Sean Hickey protects, inspires Syracuse teammates as season he could've skipped winds down

Margaret Lin | Photo Editor

Sean Hickey was the first player to prevent Vic Beasley from recording a sack in an entire game this season.

Sean Hickey makes it easier.

He’s the reason freshman quarterback AJ Long says he doesn’t worry about getting hit from behind, why offensive coordinator Tim Lester can game plan for a combination of three relatively untested quarterbacks and why left guard Rob Trudo still forces himself to play.

Syracuse’s (3-7, 1-5 Atlantic Coast) 3:30 p.m. kickoff against Pittsburgh (4-6, 2-4) on Saturday at Heinz Field will be a homecoming of sorts for Hickey. Posters of Heinz Field hung on his bedroom wall as a child growing up in nearby Murrysville, Pennsylvania. More than 100 friends and family members are set to tailgate and watch him play.

He’s been battling through his own pains leading an offensive line littered with injuries on a team that now has no hope of making a bowl game. The senior’s college career has a set end date of Nov. 29, but he didn’t have to be in Syracuse at all this season. Hickey was projected as a second-round pick in the 2014 draft, but is now an NFL prospect with two more games to play.

“That’s why you can’t say anything else except for thank you because he don’t have to do this,” Long said. “He could be out in California sitting on the beach, sipping on Margheritas, counting his money, but he’s here working.”



Hickey leads an offensive line that does some of Long’s job, reading a defense and adjusting protection, Lester said. When the offensive linemen get set, Hickey shouts out adjustments that first Trudo — who’s played next to Hickey for three years now — then the rest of the line echoes, Trudo said.

The linemen also use hand signals to indicate blocking changes to the running backs and quarterbacks, Trudo said. As a result, Long said he doesn’t have to worry about any of the opposing defense’s down linemen.

“I know once we got a double team to execute, I know if we don’t do it right it’s my fault,” Trudo said. “It’s not Hickey’s fault. It’s always been that way.”

But after staying in college to build the leg strength he hadn’t gotten to develop while rehabbing from a series of knee injuries, Trudo said Hickey’s improved his balance to the point where if he gets a hand on an opponent, the defender’s locked down.

“I wasn’t able to develop everything I necessarily wanted to develop in the time that I had because basically, there was 18 months where I really couldn’t do much with my legs,” Hickey said. “So other reasons I wanted to come back and once I came back it was all about also playing here again, playing with my brothers, my friends again.”

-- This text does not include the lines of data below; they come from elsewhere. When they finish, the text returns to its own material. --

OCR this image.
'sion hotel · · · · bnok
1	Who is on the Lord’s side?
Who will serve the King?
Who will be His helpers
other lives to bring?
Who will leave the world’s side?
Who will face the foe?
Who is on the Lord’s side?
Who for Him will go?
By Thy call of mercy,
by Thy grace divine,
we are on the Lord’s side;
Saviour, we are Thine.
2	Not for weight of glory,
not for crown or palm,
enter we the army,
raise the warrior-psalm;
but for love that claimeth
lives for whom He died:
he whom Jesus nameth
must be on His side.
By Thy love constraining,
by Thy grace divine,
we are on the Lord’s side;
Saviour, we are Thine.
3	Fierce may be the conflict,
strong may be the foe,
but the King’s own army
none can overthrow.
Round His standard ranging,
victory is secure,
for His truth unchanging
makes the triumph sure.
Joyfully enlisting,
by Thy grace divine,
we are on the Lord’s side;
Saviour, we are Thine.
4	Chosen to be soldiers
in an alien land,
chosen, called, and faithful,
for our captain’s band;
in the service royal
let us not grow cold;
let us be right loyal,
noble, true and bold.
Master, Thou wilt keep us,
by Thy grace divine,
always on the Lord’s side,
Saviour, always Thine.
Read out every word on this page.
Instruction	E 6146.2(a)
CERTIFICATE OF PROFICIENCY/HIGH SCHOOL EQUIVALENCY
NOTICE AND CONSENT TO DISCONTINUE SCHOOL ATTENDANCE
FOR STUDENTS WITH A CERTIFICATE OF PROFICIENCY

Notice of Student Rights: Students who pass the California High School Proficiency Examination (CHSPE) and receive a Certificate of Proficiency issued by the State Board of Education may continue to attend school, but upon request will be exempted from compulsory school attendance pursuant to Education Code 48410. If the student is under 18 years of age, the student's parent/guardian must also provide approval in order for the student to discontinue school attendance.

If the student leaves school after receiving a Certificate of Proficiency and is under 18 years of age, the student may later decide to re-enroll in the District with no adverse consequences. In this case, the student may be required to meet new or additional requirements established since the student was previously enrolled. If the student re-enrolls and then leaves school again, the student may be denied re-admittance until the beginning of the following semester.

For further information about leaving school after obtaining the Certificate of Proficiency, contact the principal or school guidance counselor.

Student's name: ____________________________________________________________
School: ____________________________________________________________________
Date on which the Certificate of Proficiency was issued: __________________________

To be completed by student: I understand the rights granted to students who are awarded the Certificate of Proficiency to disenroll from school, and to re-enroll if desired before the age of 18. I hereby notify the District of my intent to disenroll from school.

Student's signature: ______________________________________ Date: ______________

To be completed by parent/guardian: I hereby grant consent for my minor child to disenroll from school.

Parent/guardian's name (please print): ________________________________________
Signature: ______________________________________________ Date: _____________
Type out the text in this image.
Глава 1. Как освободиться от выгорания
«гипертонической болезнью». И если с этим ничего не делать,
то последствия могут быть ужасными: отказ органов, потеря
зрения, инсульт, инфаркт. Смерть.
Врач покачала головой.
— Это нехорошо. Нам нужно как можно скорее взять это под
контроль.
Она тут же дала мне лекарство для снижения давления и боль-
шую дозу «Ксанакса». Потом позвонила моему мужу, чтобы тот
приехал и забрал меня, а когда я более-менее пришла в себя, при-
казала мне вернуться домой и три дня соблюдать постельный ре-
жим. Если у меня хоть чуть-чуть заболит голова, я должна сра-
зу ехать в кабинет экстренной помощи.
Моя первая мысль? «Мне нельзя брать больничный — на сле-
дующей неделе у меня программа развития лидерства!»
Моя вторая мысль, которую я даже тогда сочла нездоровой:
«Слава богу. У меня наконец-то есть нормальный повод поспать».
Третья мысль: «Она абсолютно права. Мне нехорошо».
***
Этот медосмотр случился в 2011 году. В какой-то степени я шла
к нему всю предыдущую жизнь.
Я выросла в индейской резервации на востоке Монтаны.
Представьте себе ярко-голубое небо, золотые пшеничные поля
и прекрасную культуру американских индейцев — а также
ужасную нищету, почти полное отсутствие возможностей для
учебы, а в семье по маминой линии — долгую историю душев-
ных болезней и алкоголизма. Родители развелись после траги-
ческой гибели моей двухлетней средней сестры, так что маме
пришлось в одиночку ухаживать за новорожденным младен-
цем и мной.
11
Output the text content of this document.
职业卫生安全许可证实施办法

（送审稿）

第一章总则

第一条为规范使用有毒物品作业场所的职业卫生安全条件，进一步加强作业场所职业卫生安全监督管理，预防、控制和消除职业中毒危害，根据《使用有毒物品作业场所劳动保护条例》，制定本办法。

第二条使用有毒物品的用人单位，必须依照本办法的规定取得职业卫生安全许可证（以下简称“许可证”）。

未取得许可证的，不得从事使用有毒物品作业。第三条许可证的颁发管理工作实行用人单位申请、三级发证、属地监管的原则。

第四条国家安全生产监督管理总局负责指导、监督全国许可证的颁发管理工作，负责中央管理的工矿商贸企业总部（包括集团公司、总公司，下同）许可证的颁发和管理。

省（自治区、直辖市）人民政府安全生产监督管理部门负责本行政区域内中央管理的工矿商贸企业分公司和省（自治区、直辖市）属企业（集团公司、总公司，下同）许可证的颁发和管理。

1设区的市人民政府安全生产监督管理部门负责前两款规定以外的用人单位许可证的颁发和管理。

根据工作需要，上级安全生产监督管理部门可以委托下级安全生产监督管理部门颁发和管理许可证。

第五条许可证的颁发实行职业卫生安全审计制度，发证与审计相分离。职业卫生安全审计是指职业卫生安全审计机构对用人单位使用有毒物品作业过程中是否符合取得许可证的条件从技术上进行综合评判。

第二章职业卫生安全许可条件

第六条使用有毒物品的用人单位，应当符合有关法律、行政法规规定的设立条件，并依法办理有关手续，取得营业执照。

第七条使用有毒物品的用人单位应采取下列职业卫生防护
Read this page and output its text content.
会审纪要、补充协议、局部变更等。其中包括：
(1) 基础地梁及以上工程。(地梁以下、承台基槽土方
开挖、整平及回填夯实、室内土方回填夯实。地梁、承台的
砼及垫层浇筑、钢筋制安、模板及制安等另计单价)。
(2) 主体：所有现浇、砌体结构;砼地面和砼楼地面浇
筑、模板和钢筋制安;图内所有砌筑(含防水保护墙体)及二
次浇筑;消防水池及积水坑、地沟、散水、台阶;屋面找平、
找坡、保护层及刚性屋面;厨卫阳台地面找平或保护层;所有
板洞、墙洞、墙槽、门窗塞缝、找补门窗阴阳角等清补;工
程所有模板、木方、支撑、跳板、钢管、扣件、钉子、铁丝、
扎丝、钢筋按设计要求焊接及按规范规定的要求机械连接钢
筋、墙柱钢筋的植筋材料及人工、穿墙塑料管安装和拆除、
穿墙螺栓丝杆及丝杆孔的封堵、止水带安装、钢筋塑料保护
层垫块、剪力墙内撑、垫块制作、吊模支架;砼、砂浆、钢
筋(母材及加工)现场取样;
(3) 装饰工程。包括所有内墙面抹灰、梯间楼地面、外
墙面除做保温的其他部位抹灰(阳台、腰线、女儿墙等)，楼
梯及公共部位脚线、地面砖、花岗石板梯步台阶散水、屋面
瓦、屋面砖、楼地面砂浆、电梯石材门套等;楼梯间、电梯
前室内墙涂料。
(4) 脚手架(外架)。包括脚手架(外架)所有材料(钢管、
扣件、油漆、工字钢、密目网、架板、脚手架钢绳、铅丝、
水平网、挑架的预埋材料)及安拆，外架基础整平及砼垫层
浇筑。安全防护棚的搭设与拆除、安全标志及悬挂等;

Hickey doesn’t say much. He told his mother not to bring giant paper headshots of him to Saturday’s game. When he’s home he likes to go fishing on Loyalhanna Creek.

He doesn’t need to say much. The few words he does share among teammates stay with them, comforting but also prodding.

In the week before Syracuse hosted then-No. 1 Florida State, Hickey told Long that it was the freshman’s job to lead the team, “‘Get your job done and we’ll take care of you,’” Long said Hickey told him.

“It’s one thing that I’ll probably take with me to my grave,” Long said.

Because while Hickey gave Long more confidence in himself, he said, he hears those words in his head after every game as he feels he hasn’t gotten his job done.

Hickey also inspires his teammates physically.

Trudo is essentially playing on one leg, Lester said. For three years, the junior left guard has lined up next to Hickey. They’ve become friends, forging a bond that silently reads defenses and each other’s mind and one that they both say they’ll remember for the rest of their lives.

“I know John Miller needed me, I know Jason Emerich needed me,” Trudo said, “and most importantly, I know Sean Hickey needed me. And I needed him, so I wanted to be out there as much for him as possible.”